Click nodes to see their CPT. Adjust probabilities with the sliders below.
| Rain | Sprinkler | P(Wet=T) |
|---|---|---|
| F | F | 0.01 |
| F | T | 0.90 |
| T | F | 0.80 |
| T | T | 0.99 |
The whole point of a Bayes net is to encode conditional independencies. Two variables X and Y are conditionally independent given Z (written X ⊥ Y | Z) if knowing Z makes X irrelevant for predicting Y.
Example: Does knowing the season help you predict if the grass is wet? Yes. But if you already know whether it rained AND whether the sprinkler was on, then season adds nothing. Grass is conditionally independent of Season given {Rain, Sprinkler}.
Select two variables and a conditioning set. The display shows whether they're conditionally independent in this network.
How do you read off conditional independencies from the graph structure? The answer is d-separation. It's a purely graphical criterion: check if information can flow between two nodes along a path, given what you've observed.
There are three fundamental structures. Each behaves differently when the middle node is observed vs. unobserved:
Click the middle node to toggle observing it. Watch how information flow (green = flows, red = blocked) changes for each structure.
Given evidence (some variables observed), we want to compute the posterior probability of a query variable. The brute-force way: sum over all combinations of unobserved variables. But that's exponential. Variable elimination does it smarter by summing out variables one at a time, exploiting the factored structure.

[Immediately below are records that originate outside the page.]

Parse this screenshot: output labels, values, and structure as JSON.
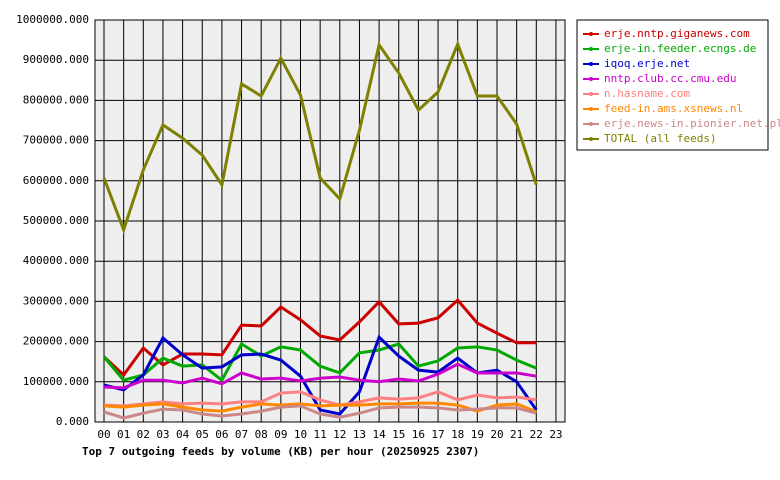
{
  "chart_data": {
    "type": "line",
    "title": "Top 7 outgoing feeds by volume (KB) per hour (20250925 2307)",
    "categories": [
      "00",
      "01",
      "02",
      "03",
      "04",
      "05",
      "06",
      "07",
      "08",
      "09",
      "10",
      "11",
      "12",
      "13",
      "14",
      "15",
      "16",
      "17",
      "18",
      "19",
      "20",
      "21",
      "22",
      "23"
    ],
    "ylim": [
      0,
      1000000
    ],
    "yticks": [
      {
        "value": 0,
        "label": "0.000"
      },
      {
        "value": 100000,
        "label": "100000.000"
      },
      {
        "value": 200000,
        "label": "200000.000"
      },
      {
        "value": 300000,
        "label": "300000.000"
      },
      {
        "value": 400000,
        "label": "400000.000"
      },
      {
        "value": 500000,
        "label": "500000.000"
      },
      {
        "value": 600000,
        "label": "600000.000"
      },
      {
        "value": 700000,
        "label": "700000.000"
      },
      {
        "value": 800000,
        "label": "800000.000"
      },
      {
        "value": 900000,
        "label": "900000.000"
      },
      {
        "value": 1000000,
        "label": "1000000.000"
      }
    ],
    "grid": true,
    "legend": "top-right",
    "series": [
      {
        "name": "erje.nntp.giganews.com",
        "color": "#cc0000",
        "values": [
          162000,
          117000,
          184000,
          142000,
          169000,
          169000,
          167000,
          241000,
          239000,
          286000,
          254000,
          214000,
          204000,
          249000,
          299000,
          244000,
          246000,
          259000,
          303000,
          246000,
          221000,
          197000,
          197000,
          null
        ]
      },
      {
        "name": "erje-in.feeder.ecngs.de",
        "color": "#00aa00",
        "values": [
          162000,
          104000,
          117000,
          159000,
          139000,
          142000,
          104000,
          194000,
          164000,
          187000,
          179000,
          139000,
          122000,
          172000,
          179000,
          194000,
          139000,
          152000,
          184000,
          187000,
          179000,
          154000,
          134000,
          null
        ]
      },
      {
        "name": "iqoq.erje.net",
        "color": "#0000cc",
        "values": [
          92000,
          80000,
          117000,
          209000,
          167000,
          134000,
          137000,
          167000,
          169000,
          154000,
          114000,
          30000,
          20000,
          75000,
          211000,
          164000,
          129000,
          124000,
          159000,
          122000,
          129000,
          100000,
          30000,
          null
        ]
      },
      {
        "name": "nntp.club.cc.cmu.edu",
        "color": "#cc00cc",
        "values": [
          87000,
          85000,
          104000,
          104000,
          97000,
          109000,
          95000,
          122000,
          107000,
          109000,
          102000,
          109000,
          112000,
          104000,
          100000,
          107000,
          102000,
          119000,
          144000,
          122000,
          122000,
          122000,
          114000,
          null
        ]
      },
      {
        "name": "n.hasname.com",
        "color": "#ff8080",
        "values": [
          42000,
          40000,
          45000,
          50000,
          45000,
          47000,
          45000,
          50000,
          50000,
          72000,
          75000,
          55000,
          42000,
          50000,
          60000,
          57000,
          60000,
          75000,
          55000,
          67000,
          60000,
          62000,
          55000,
          null
        ]
      },
      {
        "name": "feed-in.ams.xsnews.nl",
        "color": "#ff8800",
        "values": [
          40000,
          37000,
          42000,
          45000,
          37000,
          30000,
          27000,
          37000,
          45000,
          42000,
          45000,
          40000,
          42000,
          42000,
          45000,
          45000,
          47000,
          47000,
          42000,
          27000,
          42000,
          45000,
          25000,
          null
        ]
      },
      {
        "name": "erje.news-in.pionier.net.pl",
        "color": "#cc8888",
        "values": [
          25000,
          10000,
          22000,
          32000,
          30000,
          20000,
          15000,
          20000,
          27000,
          37000,
          40000,
          20000,
          12000,
          22000,
          35000,
          37000,
          37000,
          35000,
          30000,
          32000,
          35000,
          35000,
          22000,
          null
        ]
      },
      {
        "name": "TOTAL (all feeds)",
        "color": "#808000",
        "values": [
          607000,
          478000,
          627000,
          739000,
          706000,
          664000,
          590000,
          841000,
          811000,
          905000,
          813000,
          607000,
          555000,
          726000,
          938000,
          868000,
          776000,
          821000,
          940000,
          811000,
          811000,
          741000,
          590000,
          null
        ]
      }
    ]
  }
}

Query: P(Rain | Wet=true). Click "Next Step" to eliminate variables one at a time. Watch the factors combine and shrink.
For tree-structured networks (no undirected loops), there's an elegant alternative: belief propagation (the sum-product algorithm). Each node sends messages to its neighbors summarizing what it knows. After two passes (leaves to root, root to leaves), every node has the exact marginal posterior.
A message from node i to node j says: "Based on everything I've seen on my side of the tree, here's what I believe about your state." It's local computation with global results.

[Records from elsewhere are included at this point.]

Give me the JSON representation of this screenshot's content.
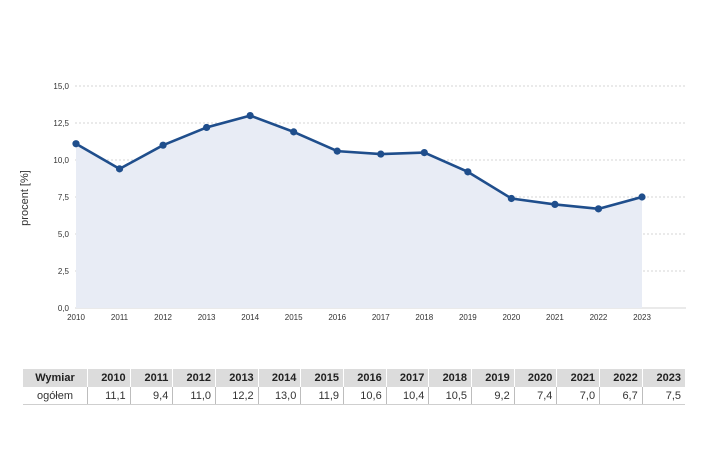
{
  "chart_data": {
    "type": "area",
    "title": "",
    "xlabel": "",
    "ylabel": "procent [%]",
    "ylim": [
      0,
      15
    ],
    "yticks": [
      "0,0",
      "2,5",
      "5,0",
      "7,5",
      "10,0",
      "12,5",
      "15,0"
    ],
    "grid": true,
    "legend": "none",
    "categories": [
      "2010",
      "2011",
      "2012",
      "2013",
      "2014",
      "2015",
      "2016",
      "2017",
      "2018",
      "2019",
      "2020",
      "2021",
      "2022",
      "2023"
    ],
    "series": [
      {
        "values": [
          11.1,
          9.4,
          11.0,
          12.2,
          13.0,
          11.9,
          10.6,
          10.4,
          10.5,
          9.2,
          7.4,
          7.0,
          6.7,
          7.5
        ]
      }
    ],
    "colors": {
      "line": "#1f4e8c",
      "fill": "#e8ecf5",
      "grid": "#c8c8c8"
    }
  },
  "table": {
    "header": "Wymiar",
    "row_label": "ogółem",
    "years": [
      "2010",
      "2011",
      "2012",
      "2013",
      "2014",
      "2015",
      "2016",
      "2017",
      "2018",
      "2019",
      "2020",
      "2021",
      "2022",
      "2023"
    ],
    "values": [
      "11,1",
      "9,4",
      "11,0",
      "12,2",
      "13,0",
      "11,9",
      "10,6",
      "10,4",
      "10,5",
      "9,2",
      "7,4",
      "7,0",
      "6,7",
      "7,5"
    ]
  }
}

Watch messages flow through a tree. Click "Send Messages" to see each round of propagation. After two passes, all beliefs are exact.
Build your own Bayesian network! Click to add nodes, drag between nodes to add edges. Set CPTs and run inference queries. This is the full SLAM experience — but for probability.
So far we've assumed the graph structure is given. But what if you have data and need to discover the dependencies? This is structure learning — arguably the hardest problem in Bayesian networks.
There are two main approaches: score-based (search over possible graphs, score each one) and constraint-based (test conditional independencies in the data, build the graph from the results).
Generate data from a hidden network. Click "Learn Structure" to watch the PC algorithm discover the DAG by testing conditional independencies.
Bayesian networks are everywhere. An HMM (Hidden Markov Model) is a special case — a chain-structured Bayes net where hidden states emit observations. A Kalman filter is a continuous Gaussian Bayes net with linear dynamics.
| Model | Structure | Variables | Key Algorithm |
|---|---|---|---|
| Bayes Net | General DAG | Discrete/continuous | Variable elimination |
| HMM | Chain | Discrete hidden | Forward-backward |
| Kalman Filter | Chain | Continuous Gaussian | Predict-update |
| MRF/CRF | Undirected | Any | Belief propagation |
| Causal Model | DAG + interventions | Any | do-calculus |
You now understand the language of probabilistic reasoning with graphs. From medical diagnosis to robot perception, Bayesian networks turn uncertain evidence into principled decisions.